Pemprov DKI Jakarta tidak
perlu panik menghadapi prediksi kemacetan total arus lalu lintas tahun
2014 dengan memaksakan pembangunan sarana angkuatan umum massal Jakarta
(SAUMJ), seperti subway, monorel dan busway. Karena, SAUMJ bukanlah jalan
keluar utama atau satu-satunya cara untuk mengatasi kemacetan arus lalu
lintas. SAUMJ memang diperlukan tapi tidak bisa berjalan sendiri dan
mengatasi semua masalah. Karena, SAUMJ hanyalah salah satu subsistem dari
sistem transportasi (nasional).
Karena itu, pembangunan
SAUMJ, terutama subway dan monorel sebaiknya dikaji secara lebih cermat.
Kajian itu lebih diarahkan pada jaringan rute yang akan dilayani atau
dibangun, tarif yang dikenakan serta biaya atau investasi yang
diperlukan. Lebih baik terlambat dibangun tapi membawa manfaat yang
prima, daripada dipaksakan sehingga amburadul. Busway adalah contoh
konkrit dari suatu ketergesa-gesaan. Meski sudah 9 tahun lebih
beroperasi, tapi busway belum membawa dampak positif bagi berkurangnya
kemacetan lalu lintas.
Salah satu kebijakan yang
bisa dilakukan Pemprov DKI Jakarta sembari mencermati kembali program
pembangunan subway dan monorel serta menata kembali busway adalah
mengendalikan pertumbuhan kendaraan bermotor.
Selama ini tingkat
pertumbuhan kendaraan bermotor di wilayah DKI rata-rata 8% per tahun.
Sementara pertumbuhan jalan hanya 0,01% per tahun. Kalau pun subway,
monorel dan busway dioperasikan serentak dengan sistem yang benar,
kemacetan masih akan terjadi apabila pertumbuhan kendaraan bermotor tidak
dikendalikan. Karena, tidak serta-merta ketiga jenis angkutan umum itu
mengurangi perjalanan orang dengan kendaraan bermotor pribadi.
Tingginya pertumbuhan
kendaraan bermotor disebabkan pajak yang sangat murah. Karena itu,
pengendalian pertumbuhan kendaraan bermotor melalui pengenaan pajak
progresif sudah waktunya diterapkan. Pajak progresif yang dimaksud adalah
pajak yang ditetapkan berdasarkan usia dan CC kendaraan bermotor, baik
mobil pribadi maupun sepeda motor.
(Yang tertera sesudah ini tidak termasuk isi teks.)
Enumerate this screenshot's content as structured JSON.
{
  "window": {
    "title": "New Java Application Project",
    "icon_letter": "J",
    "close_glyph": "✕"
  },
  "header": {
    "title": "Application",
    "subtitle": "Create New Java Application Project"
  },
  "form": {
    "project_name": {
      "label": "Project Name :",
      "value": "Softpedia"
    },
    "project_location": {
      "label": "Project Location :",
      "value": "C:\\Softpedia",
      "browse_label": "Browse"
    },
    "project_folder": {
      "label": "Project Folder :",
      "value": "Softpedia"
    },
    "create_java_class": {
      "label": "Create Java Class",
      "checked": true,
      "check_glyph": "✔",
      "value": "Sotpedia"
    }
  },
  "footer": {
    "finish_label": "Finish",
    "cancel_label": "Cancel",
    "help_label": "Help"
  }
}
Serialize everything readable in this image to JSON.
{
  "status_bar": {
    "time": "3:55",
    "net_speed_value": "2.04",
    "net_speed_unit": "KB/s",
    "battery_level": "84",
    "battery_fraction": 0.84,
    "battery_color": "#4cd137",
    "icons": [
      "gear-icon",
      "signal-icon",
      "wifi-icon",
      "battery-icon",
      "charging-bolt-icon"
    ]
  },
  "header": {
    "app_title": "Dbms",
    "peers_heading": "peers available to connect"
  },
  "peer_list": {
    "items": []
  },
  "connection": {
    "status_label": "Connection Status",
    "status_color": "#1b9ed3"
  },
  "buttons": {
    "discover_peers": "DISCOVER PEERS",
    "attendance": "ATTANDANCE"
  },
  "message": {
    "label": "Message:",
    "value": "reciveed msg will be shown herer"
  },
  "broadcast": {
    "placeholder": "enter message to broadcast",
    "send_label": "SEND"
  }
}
Dengan pola ini, kendaraan bermotor
yang berusia tua dan CC-nya besar, pajaknya semakin mahal. Karena,
kendaraan yang berusia tua dan CC-nya besar bisanya boros BBM dan emisi
gas buangnya jelek alias menambah polusi udara.
Artinya, kebijakan pajak ini
tidak hanya mengendalikan pertumbuhan kendaraan bermotor, tetapi juga
meningkatkan penghematan penggunaan bahan BBM dan meminimalkan polusi
udara yang bersumber dari emisi gas buang kendaraan bermotor. Karena,
begitu pajak progresif ini diterapkan, secara pelan tapi pasti kendaraan
pribadi berusia di atas 10 tahun akan menghilang dari jalan raya Jakarta.
Gubernur DKI Jakarta, Joko
Widodo, pernah berkeinginan "menghilangkan" BBM bersubsidi
(solar dan premium) dari wilayah DKI Jakarta. Sebaiknya keinginan itu
ditepis dengan menaikkan harga BBM bersubsidi minimal menjadi Rp
7.500/liter atau sesuai harga keekonomian sekitar Rp 8.000/liter. Ini
penting sebagai upaya untuk mengurangi volume kendaraan bermotor di jalan
raya dan sekaligus mendidik masyarakat berhemat serta membantu mengurangi
subsidi.
Sudah waktunya masyarakat
yang bermukim di wilayah DKI, diberi terapi bahwa tidak ada biaya murah
hidup di Ibu Kota Negara RI. Harga BBM tidak lagi ada subsidi dan ongkos
angkutan umum harus dibayar mahal. Pajak mobil dan pajak sepeda motor pun
mahal. Pemerintah hanya memberikan subsidi untuk pendidikan, kesehatan
dan pemukiman - seperti rusunawa. Itu pun bagi penduduk tetap, bukan
pendatang.
Kebijakan tersebut
diharapkan tidak hanya mengurangi jumlah perjalanan orang dengan
kendaraan pribadi di jalan setiap hari. Tapi, secara tidak langsung akan
menekan arus urbanisasi ke wilayah DKI Jakarta. Sebagian besar wilayah
Jakarta menjadi kumuh dan semarawut akibat arus urbanisasi yang tinggi,
terutama pada rentang waktu pasca Lebaran, Natal dan Tahun Baru.
Selain berbagai kebijakan di
atas, gagasan Gubernur Jokowi menerapan plat nomor ganjil dan genap
sebagai upaya manejemen dan rekayasa lalu lintas mengurai kemacetan arus
lalu lintas, layak dilaksanakan. Secara teoritis, kebijakan ini akan bisa
mengurangi arus lalu lintas mobil pribadi dan sepeda motor hingga 40%
lebih apabila Registrasi dan Identifikasi Kendaraan Bermotor berjalan
sesuai ketentuan dalam pasal 64 dan pasal 65 UU No. 22 tahun 2009 tentang
Lalu Lintas dan Angkutan Jalan (UU-LLAJ).
Selain itu, diperlukan pula
kebijakan pendukung lain, seperti pajak progresif bagi masyarakat yang
ingin membeli mobil lagi untuk memenuhi plat nomor ganjil dan genap,
sehingga keluarganya bisa setiap hari mengendarai mobil sendiri. Bisa
dikenakan pajak tinggi, misalnya, 100% dari harga beli untuk membeli
mobil kedua. Sedang untuk mobil ketiga dikenakan pajak 150% dari harga
beli dan mobil keempat dikenakan pajak 200%.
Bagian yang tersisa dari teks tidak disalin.